On June 26, 1957, respondent Dalisay filed a motion in the same ejectment case for annotation of his attorney's lien on the back of Transfer Certificate of Title No. 51585 claiming
that, notwithstanding the services he had rendered to the widow and her children who were presented by him in said case, they have failed to pay him his attorney's fees which he
fixed at P2,020. This motion was set for hearing and thereafter the same was granted in an order entered on July 10, 1957 wherein the court ordered petitioners to surrender their
duplicate copy of said certificate in order that the annotation requested may be made. Upon receipt of a copy of this order, petitioners filed a motion for reconsideration alleging that
they were never furnished with a copy of respondent's motion, nor notified of the date of its hearing, for which reason they were not able to appear to contest the same. This motion
was opposed by respondent Dalisay who averred that petitioners were furnished with a copy of his motion by registered mail three days before the hearing as shown by the return
card attached to his written opposition. And on August 27, 1957, the court denied the motion. Hence the present petition for certiorari.

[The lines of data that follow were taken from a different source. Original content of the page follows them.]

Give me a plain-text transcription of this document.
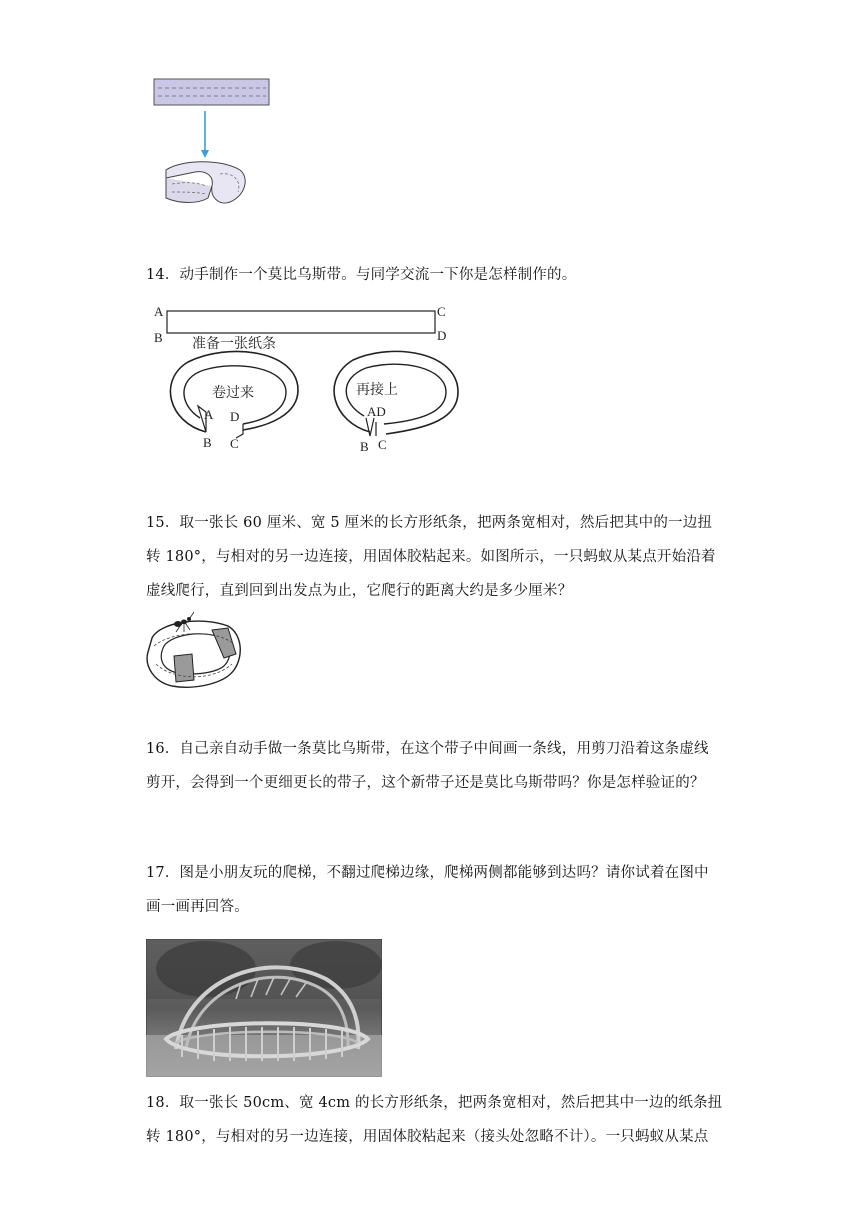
14．动手制作一个莫比乌斯带。与同学交流一下你是怎样制作的。
A
B
C
D
准备一张纸条
卷过来
A D
B C
再接上
AD
B C
15．取一张长 60 厘米、宽 5 厘米的长方形纸条，把两条宽相对，然后把其中的一边扭
转 180°，与相对的另一边连接，用固体胶粘起来。如图所示，一只蚂蚁从某点开始沿着
虚线爬行，直到回到出发点为止，它爬行的距离大约是多少厘米？
16．自己亲自动手做一条莫比乌斯带，在这个带子中间画一条线，用剪刀沿着这条虚线
剪开，会得到一个更细更长的带子，这个新带子还是莫比乌斯带吗？你是怎样验证的？
17．图是小朋友玩的爬梯，不翻过爬梯边缘，爬梯两侧都能够到达吗？请你试着在图中
画一画再回答。
18．取一张长 50cm、宽 4cm 的长方形纸条，把两条宽相对，然后把其中一边的纸条扭
转 180°，与相对的另一边连接，用固体胶粘起来（接头处忽略不计）。一只蚂蚁从某点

This issue to be determined is whether the attorney's lien of respondent Dalisay for services he had rendered in the ejectment case can be ordered annotated on the back of
Transfer Certificate of Title No. 51585.
An attorney's lien is of two kinds: one is called retaining alien and the other charging lien. The retaining lien is the right of the attorney to retain the funds, documents, and papers of
his client which have lawfully come into his possession until his lawful fees and disbursements have been paid and to apply such funds to the satisfaction thereof. The charging lien
is the right which the attorney has upon all judgments for the payment of money, and executions issued in pursuance of said judgments, which he has secured in litigation of his
client (Section 33, Rule 127; Rustia vs. Abeto, 72 Phil., 133). Under this rule, this lien, whether retaining or charging, takes legal effect only from and after, but not before, notice of
said lien has been entered in the record and served on the adverse party (Macondray & Company, Inc. vs. Jose, 66 Phil., 590; Menzi and Company vs. Bastida, 63 Phil., 16).
It may therefore be seen that the right of a lawyer to insure the payment of his professional fee is either to retain the funds, documents, and papers of his client which may have
lawfully come into his possession, or to enforce it upon any judgment for the payment of money he may secure in favor of his client. And it has been held that the retaining lien is
dependent upon possession and does not attach to anything not in attorney's hands. The lien exists only so long as the attorney's retains possession ends (Rustia vs. Abeto, supra).
In the instant case, the lien which respondent attorney tried to enforce for the satisfaction of his professional fee is charging in the sense that his purpose is to make of record his
claim in order that it may be considered in the execution of the judgment that may be rendered in the case, and this he has already done. Thus, he had already caused a statement
of his claim to be entered in the record of the ejectment case and that is all what the rule requires of him to do. Certainly, he cannot go any further, such as what he led the trial court
to do, that is, to have his lien annotated on the back of the title of petitioners which is beyond the province of the court. The lien of respondent is not of a nature which attaches to the
property in litigation but is at most a personal claim enforceable by a writ of execution. The respondent judge has therefore exceeded his authority in issuing the order subject of the
present petition for certiorari.
Petition is granted. The order of respondent judge dated July 10, 1957 is hereby set aside. Costs against respondent Flaviano T. Dalisay, Jr.
Paras, C.J., Bengzon, Padilla, Montemayor, Reyes, A., Labrador, Concepcion, Reyes, J.B.L. and Endencia, JJ., concur.